Concord Biotech Ltd
Q4 FY26 Earnings Call Analysis
Pharmaceuticals & Biotechnology
fundraise: No informationcapex: Norevenue: Category 2margin: Category 3orderbook: Yes
💰fundraise
Any current/future new fundraising through debt or equity?
- As of the latest update in February 2025, Concord Biotech has indicated that CapEx is largely complete, particularly for the injectable unit with INR 225 crores spent, which will be capitalized.
- For FY '25, there is no expectation of growth CapEx; only maintenance CapEx around INR 15-20 crores per annum is planned.
- The company mentioned that if new opportunities arise in fermentation or adjacent areas, they may consider in-house or external investments, but no specific plans for new fundraising through debt or equity were disclosed.
- Overall, there is no explicit mention of any current or imminent fundraising via debt or equity in the provided material.
🏗️capex
Any current/future capex/capital investment/strategic investment?
- Capex for FY '24-'25 is largely complete, with INR 225 crores spent on the injectable unit to be capitalized.
- No significant growth capex expected for FY '24-'25; only maintenance capex of around INR 15-20 crores per annum anticipated.
- Future capex may be considered if new opportunities arise within or adjacent to fermentation APIs, either in-house or through procurement.
- Strategic investment: Concord will acquire a 26% equity stake in CleanMax Private Limited and CleanMax Enviro Energy Solutions (renewable energy provider in Gujarat).
- This investment supports sustainability goals by powering the Dholka plant with 6.6 MW wind and 3.3 MW DC solar capacity, reducing carbon footprint and energy costs.
- Injectable plant is scheduled to begin commercial production this quarter, with expected ramp-up and contribution to revenue and profitability in the coming years.
📊revenue
Future growth expectations in sales/revenue/volumes?
- Concord Biotech targets a 20% to 25% CAGR growth in overall sales/revenue over the next 3 to 5 years.
- Growth is expected from both API and formulation segments, with API contributing around 80% and formulations about 20%.
- API third-party sales are anticipated to grow at around 10-12%, while formulations, especially due to capacity ramp-up, are expected to grow north of 40% to achieve overall 20%+ company growth.
- Injectables are expected to gradually contribute more, with asset turnovers of INR 300-600 crores and a phased ramp-up over 5 years contributing about 6% growth.
- Growth is volume-driven with stable pricing; no significant price hikes anticipated.
- Capacity utilization at key units (Unit 1: 78%, Unit 3: 35%) is expected to increase, supporting growth.
- Growth opportunities exist in fermentation APIs and CDMO space, including peptides, but these are in early stages.
📈margin
Future growth expectations in earnings/operating earnings/profits/EPS?
- Concord Biotech targets a 20% to 25% CAGR growth in sales over the next 3 to 5 years at the company level.
- API sales (third-party) are expected to grow at about 10% to 12%, reflecting its mature status.
- Formulation sales are anticipated to grow over 40%, driven by capacity ramp-ups and new injectable product contributions.
- EBITDA margins are projected to remain stable in the 40%-43% range, with potential upside as injectable facilities ramp up.
- Profit after tax growth tracked 9% Y-o-Y for the 9 months ended Dec 2024; with the expected sales growth, PAT should improve accordingly.
- Growth will be volume-driven, with stable pricing and limited significant price hikes.
- The journey to 25% CAGR may be stepwise, with stronger growth expected in FY '26 and beyond as injectables and formulations contribute more.

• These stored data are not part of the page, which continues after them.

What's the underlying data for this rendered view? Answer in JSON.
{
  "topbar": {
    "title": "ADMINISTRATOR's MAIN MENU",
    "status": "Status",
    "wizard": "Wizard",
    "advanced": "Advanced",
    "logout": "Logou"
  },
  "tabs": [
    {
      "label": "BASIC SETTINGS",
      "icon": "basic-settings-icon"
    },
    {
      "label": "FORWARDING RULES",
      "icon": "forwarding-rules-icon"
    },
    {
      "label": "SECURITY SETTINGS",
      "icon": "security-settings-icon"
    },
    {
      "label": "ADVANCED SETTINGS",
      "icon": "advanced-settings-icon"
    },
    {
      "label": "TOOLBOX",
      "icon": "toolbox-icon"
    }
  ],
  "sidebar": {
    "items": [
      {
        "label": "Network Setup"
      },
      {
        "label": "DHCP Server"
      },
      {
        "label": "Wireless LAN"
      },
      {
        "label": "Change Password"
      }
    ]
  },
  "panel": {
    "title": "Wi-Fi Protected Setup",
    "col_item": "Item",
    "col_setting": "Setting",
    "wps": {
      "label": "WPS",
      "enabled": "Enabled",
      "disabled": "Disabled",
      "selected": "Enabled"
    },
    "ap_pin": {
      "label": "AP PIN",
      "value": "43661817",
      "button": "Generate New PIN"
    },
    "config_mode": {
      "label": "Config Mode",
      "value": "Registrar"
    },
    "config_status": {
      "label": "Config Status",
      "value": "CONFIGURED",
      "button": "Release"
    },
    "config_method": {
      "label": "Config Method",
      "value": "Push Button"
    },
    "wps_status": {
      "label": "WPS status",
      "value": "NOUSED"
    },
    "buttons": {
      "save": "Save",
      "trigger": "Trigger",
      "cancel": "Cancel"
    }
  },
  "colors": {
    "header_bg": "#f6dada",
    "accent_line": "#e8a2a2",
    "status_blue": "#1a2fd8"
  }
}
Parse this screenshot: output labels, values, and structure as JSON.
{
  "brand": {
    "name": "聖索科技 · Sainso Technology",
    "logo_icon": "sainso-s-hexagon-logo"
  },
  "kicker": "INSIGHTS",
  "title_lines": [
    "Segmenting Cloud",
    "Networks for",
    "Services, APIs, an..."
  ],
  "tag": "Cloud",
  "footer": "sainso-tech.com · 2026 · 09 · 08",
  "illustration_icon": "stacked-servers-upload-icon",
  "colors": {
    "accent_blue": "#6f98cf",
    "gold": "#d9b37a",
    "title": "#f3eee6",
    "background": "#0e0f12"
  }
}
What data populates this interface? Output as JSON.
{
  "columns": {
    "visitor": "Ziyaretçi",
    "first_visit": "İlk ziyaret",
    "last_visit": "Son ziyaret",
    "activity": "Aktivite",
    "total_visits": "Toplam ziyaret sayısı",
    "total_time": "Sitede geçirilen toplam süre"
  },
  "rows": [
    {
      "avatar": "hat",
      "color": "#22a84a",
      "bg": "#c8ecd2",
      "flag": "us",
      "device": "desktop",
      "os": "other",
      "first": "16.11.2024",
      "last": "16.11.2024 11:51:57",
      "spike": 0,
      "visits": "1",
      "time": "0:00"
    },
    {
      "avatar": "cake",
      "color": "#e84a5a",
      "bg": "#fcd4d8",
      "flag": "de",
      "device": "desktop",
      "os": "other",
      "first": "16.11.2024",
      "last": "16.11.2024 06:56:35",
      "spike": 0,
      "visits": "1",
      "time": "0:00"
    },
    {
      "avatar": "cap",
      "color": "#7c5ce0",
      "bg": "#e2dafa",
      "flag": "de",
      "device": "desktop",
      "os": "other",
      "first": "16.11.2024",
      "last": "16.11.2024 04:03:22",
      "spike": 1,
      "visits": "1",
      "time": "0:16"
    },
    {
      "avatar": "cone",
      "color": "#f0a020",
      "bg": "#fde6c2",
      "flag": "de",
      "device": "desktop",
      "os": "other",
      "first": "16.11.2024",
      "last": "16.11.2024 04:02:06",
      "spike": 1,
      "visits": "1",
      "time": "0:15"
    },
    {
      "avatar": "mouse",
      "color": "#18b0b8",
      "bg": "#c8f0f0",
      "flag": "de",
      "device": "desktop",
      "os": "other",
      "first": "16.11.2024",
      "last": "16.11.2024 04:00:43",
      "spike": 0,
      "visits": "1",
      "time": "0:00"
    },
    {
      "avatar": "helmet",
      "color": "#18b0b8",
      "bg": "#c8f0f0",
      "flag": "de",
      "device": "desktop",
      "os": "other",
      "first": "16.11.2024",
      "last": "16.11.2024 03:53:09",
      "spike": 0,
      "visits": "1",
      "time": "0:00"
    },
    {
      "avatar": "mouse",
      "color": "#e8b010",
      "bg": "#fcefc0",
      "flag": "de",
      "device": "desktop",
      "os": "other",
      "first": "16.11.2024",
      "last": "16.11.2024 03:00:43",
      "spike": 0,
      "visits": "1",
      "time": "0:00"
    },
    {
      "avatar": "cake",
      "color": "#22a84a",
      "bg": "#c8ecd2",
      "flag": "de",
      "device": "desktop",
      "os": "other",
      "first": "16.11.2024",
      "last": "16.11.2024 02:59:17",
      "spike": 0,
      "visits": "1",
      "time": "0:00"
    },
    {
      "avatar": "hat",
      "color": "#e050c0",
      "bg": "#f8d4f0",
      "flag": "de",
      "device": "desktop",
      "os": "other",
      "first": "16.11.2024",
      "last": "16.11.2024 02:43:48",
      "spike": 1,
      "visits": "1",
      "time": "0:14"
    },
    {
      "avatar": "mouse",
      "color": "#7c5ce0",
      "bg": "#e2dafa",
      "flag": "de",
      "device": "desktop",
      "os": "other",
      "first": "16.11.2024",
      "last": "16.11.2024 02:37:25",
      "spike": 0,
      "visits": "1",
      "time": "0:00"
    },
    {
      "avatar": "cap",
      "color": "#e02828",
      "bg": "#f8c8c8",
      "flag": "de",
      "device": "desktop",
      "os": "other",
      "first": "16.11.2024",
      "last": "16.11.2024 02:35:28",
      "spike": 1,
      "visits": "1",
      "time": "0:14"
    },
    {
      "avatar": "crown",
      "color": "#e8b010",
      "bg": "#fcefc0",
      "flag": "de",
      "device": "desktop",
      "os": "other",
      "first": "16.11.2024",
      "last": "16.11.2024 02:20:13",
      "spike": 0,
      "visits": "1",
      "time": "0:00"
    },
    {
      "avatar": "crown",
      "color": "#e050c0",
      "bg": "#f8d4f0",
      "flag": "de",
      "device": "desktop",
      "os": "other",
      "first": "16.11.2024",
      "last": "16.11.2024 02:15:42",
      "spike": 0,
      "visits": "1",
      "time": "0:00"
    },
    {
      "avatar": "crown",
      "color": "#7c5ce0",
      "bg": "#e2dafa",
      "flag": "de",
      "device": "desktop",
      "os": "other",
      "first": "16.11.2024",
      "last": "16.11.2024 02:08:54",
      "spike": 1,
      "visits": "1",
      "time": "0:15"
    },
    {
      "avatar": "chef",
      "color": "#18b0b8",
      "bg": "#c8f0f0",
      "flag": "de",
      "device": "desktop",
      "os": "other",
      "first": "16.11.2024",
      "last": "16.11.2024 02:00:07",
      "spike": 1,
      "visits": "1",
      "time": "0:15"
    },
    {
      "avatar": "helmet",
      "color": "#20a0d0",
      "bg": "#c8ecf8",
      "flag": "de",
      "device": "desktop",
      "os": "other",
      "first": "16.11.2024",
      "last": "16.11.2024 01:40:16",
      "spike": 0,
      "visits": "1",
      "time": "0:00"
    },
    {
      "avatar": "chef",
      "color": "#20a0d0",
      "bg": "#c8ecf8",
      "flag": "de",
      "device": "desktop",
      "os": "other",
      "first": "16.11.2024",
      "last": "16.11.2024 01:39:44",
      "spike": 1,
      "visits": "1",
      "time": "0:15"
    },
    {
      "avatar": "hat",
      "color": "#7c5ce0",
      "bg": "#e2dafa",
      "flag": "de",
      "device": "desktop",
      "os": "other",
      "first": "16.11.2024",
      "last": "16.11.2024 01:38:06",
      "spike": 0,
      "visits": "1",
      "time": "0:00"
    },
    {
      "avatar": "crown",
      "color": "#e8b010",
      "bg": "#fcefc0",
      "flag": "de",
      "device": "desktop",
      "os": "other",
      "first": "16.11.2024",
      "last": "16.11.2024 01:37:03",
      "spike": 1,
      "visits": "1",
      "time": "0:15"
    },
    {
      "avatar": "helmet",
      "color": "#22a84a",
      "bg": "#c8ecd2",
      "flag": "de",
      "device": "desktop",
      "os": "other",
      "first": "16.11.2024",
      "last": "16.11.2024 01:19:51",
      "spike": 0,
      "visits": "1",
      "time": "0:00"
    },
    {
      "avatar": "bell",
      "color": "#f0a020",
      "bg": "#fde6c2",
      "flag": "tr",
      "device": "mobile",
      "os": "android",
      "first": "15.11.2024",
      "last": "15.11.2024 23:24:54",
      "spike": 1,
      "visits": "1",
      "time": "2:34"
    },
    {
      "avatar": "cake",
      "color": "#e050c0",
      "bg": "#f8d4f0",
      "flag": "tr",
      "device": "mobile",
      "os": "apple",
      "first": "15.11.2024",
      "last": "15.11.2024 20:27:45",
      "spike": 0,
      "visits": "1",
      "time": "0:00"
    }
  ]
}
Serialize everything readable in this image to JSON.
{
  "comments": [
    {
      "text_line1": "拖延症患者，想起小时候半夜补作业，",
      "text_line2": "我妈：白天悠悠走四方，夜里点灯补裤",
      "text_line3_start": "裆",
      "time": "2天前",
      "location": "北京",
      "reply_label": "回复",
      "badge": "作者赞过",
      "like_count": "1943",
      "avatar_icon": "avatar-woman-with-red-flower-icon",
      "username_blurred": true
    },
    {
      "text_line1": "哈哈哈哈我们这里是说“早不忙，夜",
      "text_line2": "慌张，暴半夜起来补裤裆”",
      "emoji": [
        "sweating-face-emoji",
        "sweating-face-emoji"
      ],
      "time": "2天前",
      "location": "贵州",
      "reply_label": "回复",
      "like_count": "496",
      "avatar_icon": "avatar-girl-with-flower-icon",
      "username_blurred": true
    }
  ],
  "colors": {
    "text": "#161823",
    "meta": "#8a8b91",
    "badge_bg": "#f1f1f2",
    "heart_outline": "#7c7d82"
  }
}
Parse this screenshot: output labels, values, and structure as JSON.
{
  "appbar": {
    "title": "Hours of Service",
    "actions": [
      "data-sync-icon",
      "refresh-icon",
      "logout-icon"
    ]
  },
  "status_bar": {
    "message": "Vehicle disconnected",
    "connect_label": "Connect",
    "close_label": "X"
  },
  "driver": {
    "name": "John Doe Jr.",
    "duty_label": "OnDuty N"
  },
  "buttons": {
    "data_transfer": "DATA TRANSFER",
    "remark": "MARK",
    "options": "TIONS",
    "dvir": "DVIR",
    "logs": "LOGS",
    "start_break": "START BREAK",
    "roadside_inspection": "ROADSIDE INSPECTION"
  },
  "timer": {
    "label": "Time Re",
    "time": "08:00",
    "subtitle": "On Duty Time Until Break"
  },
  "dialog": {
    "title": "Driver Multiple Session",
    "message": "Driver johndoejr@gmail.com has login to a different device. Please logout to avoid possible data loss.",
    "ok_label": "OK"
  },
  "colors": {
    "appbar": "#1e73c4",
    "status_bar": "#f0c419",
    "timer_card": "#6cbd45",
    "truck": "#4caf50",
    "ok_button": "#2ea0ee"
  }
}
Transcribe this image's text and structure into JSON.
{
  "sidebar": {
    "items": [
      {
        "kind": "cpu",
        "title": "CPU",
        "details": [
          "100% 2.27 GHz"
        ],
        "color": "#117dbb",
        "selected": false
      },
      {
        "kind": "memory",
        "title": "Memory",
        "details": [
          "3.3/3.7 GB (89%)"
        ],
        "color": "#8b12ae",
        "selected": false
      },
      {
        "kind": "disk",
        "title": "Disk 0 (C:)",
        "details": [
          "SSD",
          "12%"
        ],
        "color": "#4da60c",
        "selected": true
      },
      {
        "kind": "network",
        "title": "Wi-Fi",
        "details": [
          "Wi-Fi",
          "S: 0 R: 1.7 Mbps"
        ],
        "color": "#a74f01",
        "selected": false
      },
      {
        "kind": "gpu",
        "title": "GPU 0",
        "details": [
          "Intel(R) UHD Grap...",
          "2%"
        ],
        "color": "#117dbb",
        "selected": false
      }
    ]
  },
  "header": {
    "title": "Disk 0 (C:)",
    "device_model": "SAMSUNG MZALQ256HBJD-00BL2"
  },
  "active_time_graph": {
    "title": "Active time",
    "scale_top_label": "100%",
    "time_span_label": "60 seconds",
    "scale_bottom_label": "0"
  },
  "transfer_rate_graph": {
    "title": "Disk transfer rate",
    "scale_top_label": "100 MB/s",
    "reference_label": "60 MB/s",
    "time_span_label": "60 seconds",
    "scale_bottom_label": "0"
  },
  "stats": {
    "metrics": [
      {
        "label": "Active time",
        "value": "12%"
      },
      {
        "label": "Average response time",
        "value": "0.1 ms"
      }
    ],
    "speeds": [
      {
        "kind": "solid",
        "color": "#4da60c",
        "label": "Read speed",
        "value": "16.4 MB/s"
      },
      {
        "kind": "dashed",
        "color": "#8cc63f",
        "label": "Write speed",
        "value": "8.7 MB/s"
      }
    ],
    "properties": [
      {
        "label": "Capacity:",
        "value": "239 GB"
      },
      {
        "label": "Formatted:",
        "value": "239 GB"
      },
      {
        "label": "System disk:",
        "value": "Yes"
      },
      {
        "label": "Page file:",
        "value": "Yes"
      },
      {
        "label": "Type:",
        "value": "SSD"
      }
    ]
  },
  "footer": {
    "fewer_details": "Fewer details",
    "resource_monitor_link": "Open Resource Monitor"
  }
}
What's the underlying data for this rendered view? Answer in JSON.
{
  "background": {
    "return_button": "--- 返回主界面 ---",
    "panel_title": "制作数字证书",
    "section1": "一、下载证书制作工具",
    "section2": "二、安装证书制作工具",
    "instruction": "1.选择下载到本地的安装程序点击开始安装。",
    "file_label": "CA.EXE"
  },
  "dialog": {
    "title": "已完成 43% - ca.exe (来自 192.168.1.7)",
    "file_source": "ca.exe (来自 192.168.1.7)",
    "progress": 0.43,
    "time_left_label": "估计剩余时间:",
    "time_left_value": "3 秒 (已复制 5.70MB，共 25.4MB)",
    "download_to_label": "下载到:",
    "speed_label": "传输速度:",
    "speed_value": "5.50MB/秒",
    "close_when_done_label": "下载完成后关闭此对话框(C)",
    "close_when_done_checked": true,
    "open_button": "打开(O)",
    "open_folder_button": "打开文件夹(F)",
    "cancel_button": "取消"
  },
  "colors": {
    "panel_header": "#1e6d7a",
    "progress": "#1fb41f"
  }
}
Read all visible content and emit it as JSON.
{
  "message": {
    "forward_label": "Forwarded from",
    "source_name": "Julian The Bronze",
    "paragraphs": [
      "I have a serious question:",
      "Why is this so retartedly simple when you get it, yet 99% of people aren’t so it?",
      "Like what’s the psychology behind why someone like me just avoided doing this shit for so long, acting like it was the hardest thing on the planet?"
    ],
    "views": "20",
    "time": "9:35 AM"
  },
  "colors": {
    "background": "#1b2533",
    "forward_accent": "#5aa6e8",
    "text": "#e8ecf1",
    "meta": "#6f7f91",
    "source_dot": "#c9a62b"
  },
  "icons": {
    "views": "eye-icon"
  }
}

- CapEx for FY '25 and FY '26 will be minimal, focusing on maintaining current capacities.
Overall, Concord expects improving earnings driven by formulation ramp-up and steady API growth.
📋orderbook
Current/ Expected Orderbook/ Pending Orders?
- Concord Biotech has a strong order book position as of Q3 FY '25.
- Certain opportunities are currently active and anticipated to convert within the quarter.
- Some customer orders faced delays, pushing certain order executions from Q3 to Q4.
- There is a possibility, though less likely, that some orders may move beyond Q4 into Q1.
- The company remains confident in execution based on January and February performance.
- Management is actively working on new customer acquisitions and expanding market share.
- No specific numeric order book value disclosed, but execution visibility is positive with ongoing momentum.